Way back to my point, though.
I’m a news junkie, and a Twitter junkie, and over the past week I’ve read some wildly inaccurate content, both on official news sites and on Twitter. It seems like the major news networks were getting their information from Twitter, and Twitter was getting their information from the news networks, in a vicious cycle of inaccuracy. There are a number of academics that I follow, though, who live in Boston, and I came to read their Twitter feeds more than others.
This event, more than others in the past, made me consider how accurate social media is. It’s so wonderful that we can know exactly what is going on as it happens, but how much panic is symptomatic of misinformation tweeted, then retweeted, then syndicated to other platforms? How terrifying it must be to be in the midst of such an event, reading Twitter, unable to call your family, and not knowing what to believe.
an image from boston yesterday, courtesy of twitter – i think it was @interdome, but apologies if i’ve credited the wrong person
I’ve developed an unhealthy addiction to checking news.com.au over the past week. I know it’s the least reliable and certainly most ridiculous news outlet in the entire universe. Articles are littered with spelling and factual errors on the reg. I remember one time that they lifted a “news” article directly from a blog without giving credit. (I know this because I’d read the original on the blog in question two weeks earlier!)
News.com.au are fucking terrible. Having studied journalism for a year, though, I have this sneaking suspicion that the people responsible for writing the appalling articles on news.com.au are the cream of the crop in their class – the students with the best results and the most experience and impressive references.
Or maybe they’re written by monkeys.
I know I shouldn’t read news.com.au. I know.
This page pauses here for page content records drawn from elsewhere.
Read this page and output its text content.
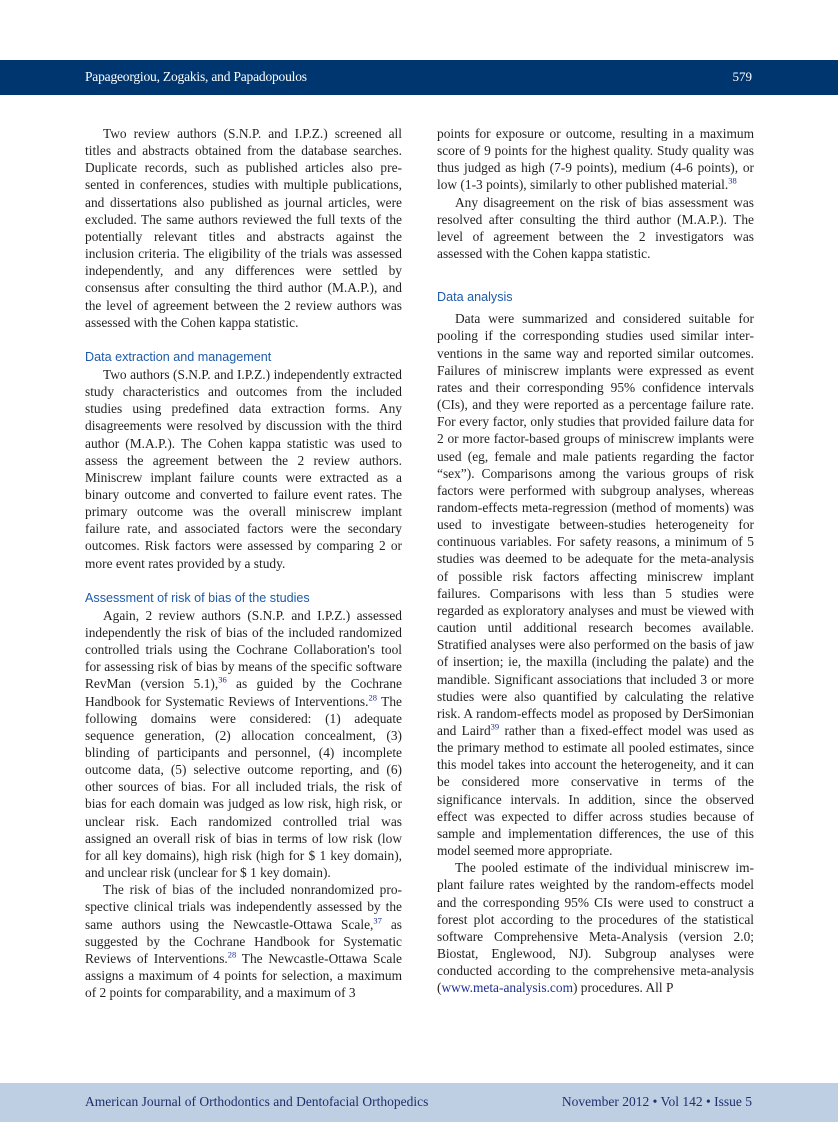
Papageorgiou, Zogakis, and Papadopoulos	579

Two review authors (S.N.P. and I.P.Z.) screened all titles and abstracts obtained from the database searches. Duplicate records, such as published articles also presented in conferences, studies with multiple publications, and dissertations also published as journal articles, were excluded. The same authors reviewed the full texts of the potentially relevant titles and abstracts against the inclusion criteria. The eligibility of the trials was assessed independently, and any differences were settled by consensus after consulting the third author (M.A.P.), and the level of agreement between the 2 review authors was assessed with the Cohen kappa statistic.

Data extraction and management

Two authors (S.N.P. and I.P.Z.) independently extracted study characteristics and outcomes from the included studies using predefined data extraction forms. Any disagreements were resolved by discussion with the third author (M.A.P.). The Cohen kappa statistic was used to assess the agreement between the 2 review authors. Miniscrew implant failure counts were extracted as a binary outcome and converted to failure event rates. The primary outcome was the overall miniscrew implant failure rate, and associated factors were the secondary outcomes. Risk factors were assessed by comparing 2 or more event rates provided by a study.

Assessment of risk of bias of the studies

Again, 2 review authors (S.N.P. and I.P.Z.) assessed independently the risk of bias of the included randomized controlled trials using the Cochrane Collaboration's tool for assessing risk of bias by means of the specific software RevMan (version 5.1),$^{36}$ as guided by the Cochrane Handbook for Systematic Reviews of Interventions.$^{28}$ The following domains were considered: (1) adequate sequence generation, (2) allocation concealment, (3) blinding of participants and personnel, (4) incomplete outcome data, (5) selective outcome reporting, and (6) other sources of bias. For all included trials, the risk of bias for each domain was judged as low risk, high risk, or unclear risk. Each randomized controlled trial was assigned an overall risk of bias in terms of low risk (low for all key domains), high risk (high for $ 1 key domain), and unclear risk (unclear for $ 1 key domain).

The risk of bias of the included nonrandomized prospective clinical trials was independently assessed by the same authors using the Newcastle-Ottawa Scale,$^{37}$ as suggested by the Cochrane Handbook for Systematic Reviews of Interventions.$^{28}$ The Newcastle-Ottawa Scale assigns a maximum of 4 points for selection, a maximum of 2 points for comparability, and a maximum of 3

points for exposure or outcome, resulting in a maximum score of 9 points for the highest quality. Study quality was thus judged as high (7-9 points), medium (4-6 points), or low (1-3 points), similarly to other published material.$^{38}$

Any disagreement on the risk of bias assessment was resolved after consulting the third author (M.A.P.). The level of agreement between the 2 investigators was assessed with the Cohen kappa statistic.

Data analysis

Data were summarized and considered suitable for pooling if the corresponding studies used similar interventions in the same way and reported similar outcomes. Failures of miniscrew implants were expressed as event rates and their corresponding 95% confidence intervals (CIs), and they were reported as a percentage failure rate. For every factor, only studies that provided failure data for 2 or more factor-based groups of miniscrew implants were used (eg, female and male patients regarding the factor “sex”). Comparisons among the various groups of risk factors were performed with subgroup analyses, whereas random-effects meta-regression (method of moments) was used to investigate between-studies heterogeneity for continuous variables. For safety reasons, a minimum of 5 studies was deemed to be adequate for the meta-analysis of possible risk factors affecting miniscrew implant failures. Comparisons with less than 5 studies were regarded as exploratory analyses and must be viewed with caution until additional research becomes available. Stratified analyses were also performed on the basis of jaw of insertion; ie, the maxilla (including the palate) and the mandible. Significant associations that included 3 or more studies were also quantified by calculating the relative risk. A random-effects model as proposed by DerSimonian and Laird$^{39}$ rather than a fixed-effect model was used as the primary method to estimate all pooled estimates, since this model takes into account the heterogeneity, and it can be considered more conservative in terms of the significance intervals. In addition, since the observed effect was expected to differ across studies because of sample and implementation differences, the use of this model seemed more appropriate.

The pooled estimate of the individual miniscrew implant failure rates weighted by the random-effects model and the corresponding 95% CIs were used to construct a forest plot according to the procedures of the statistical software Comprehensive Meta-Analysis (version 2.0; Biostat, Englewood, NJ). Subgroup analyses were conducted according to the comprehensive meta-analysis (www.meta-analysis.com) procedures. All P

American Journal of Orthodontics and Dentofacial Orthopedics	November 2012 • Vol 142 • Issue 5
Every time I do, I respect myself a little bit less. Tonight’s read through provided a real doozy, though. Reporter Paul Toohey ended his article, published at 8:47pm, ended with this little gem, regarding the Tsarnaev brothers:
Instead, they brought the war, a war they knew little about, to the country that gave them sanctuary.
Did they bring the war? How does Mr Toohey know that these young men know nothing of (what I assume was) the Chechen war?
I have a friend whose parents emigrated from Ireland during The Troubles. She knows everything about the world her parents left.
My best friends parents are from Libya, a country that has been in turmoil for most of recent history. She knows everything about the world her parents left.
Other friends parents left Bosnia, Vietnam, Cambodia, Macedonia, Russia.
Why shouldn’t the Tsarnaev brothers know about the war that drove their family to seek a better life for them in American? You certainly can’t say they are replicating a war (of which they were apparently ignorant) in a country that “gave them sanctuary”.
Sanctuary? Clearly Mr Toohey’s never witnessed the racism that migrants experience on a daily basis (racism which, incidentally, extends far beyond the migrant generation, with children of children of migrants – second, third, fourth generation Australians, Americans, British, still told to go back to where they came from).
Maybe they did it. Maybe they did bring the war. But as far as I know (and I probably don’t know shit, even though I have (most of) a Masters degree in journalism), the role of journalists is to impartially, objectively report the facts.
Guilty until proven guilty in a court that will never give them a fair trial. Mainstream news, and those who jump the gun upon consuming it, are as big a terrorist collective as those they so desperately fear.